Il y a des limites à ce qu’un chroniqueur littéraire peut endurer. 140 pages, je lui ai donné sa chance, non?

On est ici dans un roman historique sans doute très fouillé, qui raconte la révolte des Maures dans l’Espagne du XVIe siècle. Mais le personnage principal, le héros, a une psychologie d’enfant de choeur, et encore, un enfant de choeur qui n’aurait jamais bu du vin de messe en cachette.

Les détails historiques, en veux-tu en voilà, mais sur l’humain et ce qui l’anime, on tourne les coins ronds, et on se limite à quelques comportements prévisibles, archétypaux. Des clichés, quoi.

C’est le défaut le plus grave des mauvais romans historiques, de penser qu’en des temps reculés, les choses étaient plus simples. Elles ne l’étaient pas. Elles étaient compliquées pour ceux qui étaient dedans jusqu’au cou.

Les révoltés de Cordoue est un parfait exemple d’exotisme à bon marché, qui vous fait visiter le passé, ses villes et villages, ses palais et ses grottes de contrebandiers. Mais les gens qui habitaient ce passé, vous ne les rencontrerez pas. Ils ne sont pas là. Dans ce passé reconstitué jusqu’à la maniaquerie, il n’y a que des personnages de papier. Du vieux papier jauni.

LES COWBOYS DU FAR-EAST

Encore chez Robert Laffont, j’ai lu au complet le Shanghaï Club de Jacques Baudoin.
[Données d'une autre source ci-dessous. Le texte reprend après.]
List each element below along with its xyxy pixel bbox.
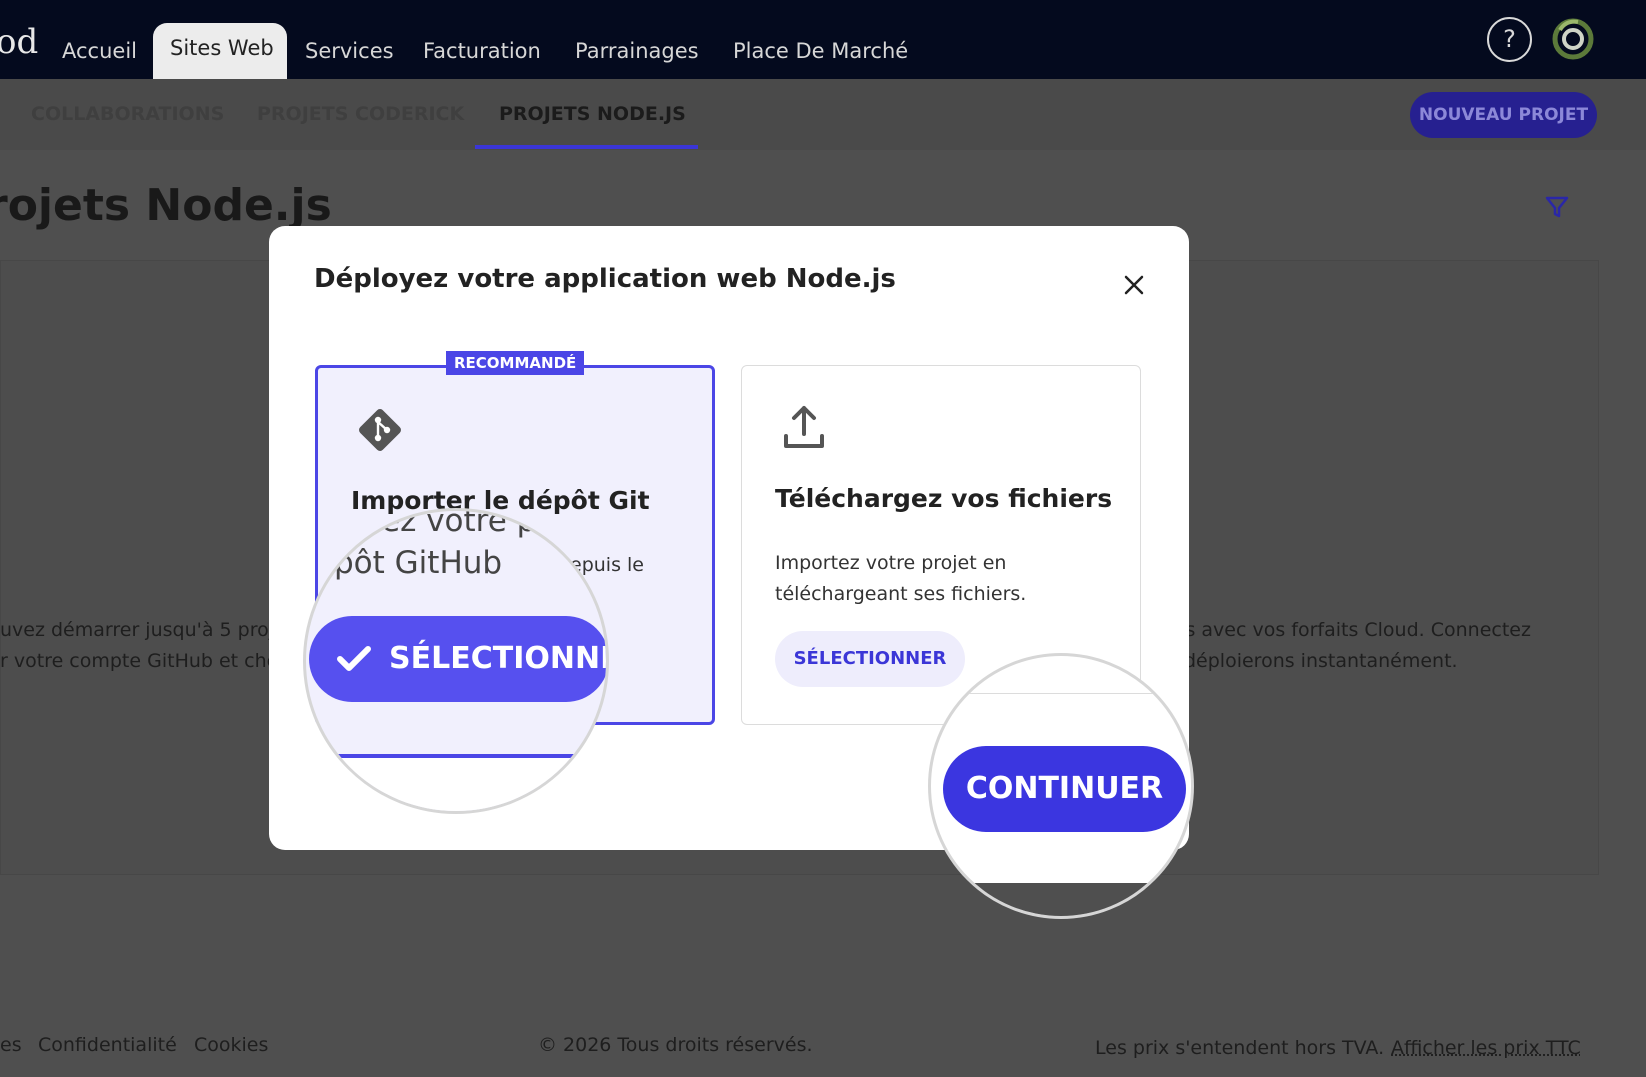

Je ne sais pas, j’aime la Chine. C’est le dernier endroit du monde pas tout à fait exploré. Humainement, je veux dire. L’âme chinoise, pour un Occidental, est un territoire vierge, une contrée mystérieuse. Malheureusement, ce roman se contente d’en longer les frontières sans s’y enfoncer.

Shanghaï Club raconte l’histoire d’un ex-militaire français à la fin du 19e siècle, un temps contrebandier, qui se refait une santé financière en s’associant à un Chinois pour monter une société de transports de biens sur le grand fleuve Yangtze.

Parallèlement, une jeune Française lui est envoyée pour qu’il l’épouse, mais celle-ci cède la place à sa soeur, plus aventurière. Cette dernière tombera follement amoureuse de son beau mari, apprendra l’acupuncture et prendra la tête de l’entreprise lorsque son mari décèdera. Ça finit en queue de poisson, j’imagine qu’il y aura un tome 2. Bof. Je ne me précipiterai pas.

On n’est pas dans la grande littérature, on n’est même pas dans le grand divertissement. Je suis désolé, j’aurais aimé vous parler de bons livres. Mais il faut que je les lise pour le savoir. 500, 600 pages par semaine, je ne peux vraiment pas faire plus.

Si vous pensez que ça m’amuse de lire de mauvais divertissements… Bon, quand il fait beau et que je suis au parc avec mon chien, les fesses dans l’herbe et le soleil sur la peau… Il y a pire métier.

Mais l’été s’annonce plutôt moche et pluvieux, disent les météorologues. J’espère tomber sur de meilleurs livres, sinon, ça va être long.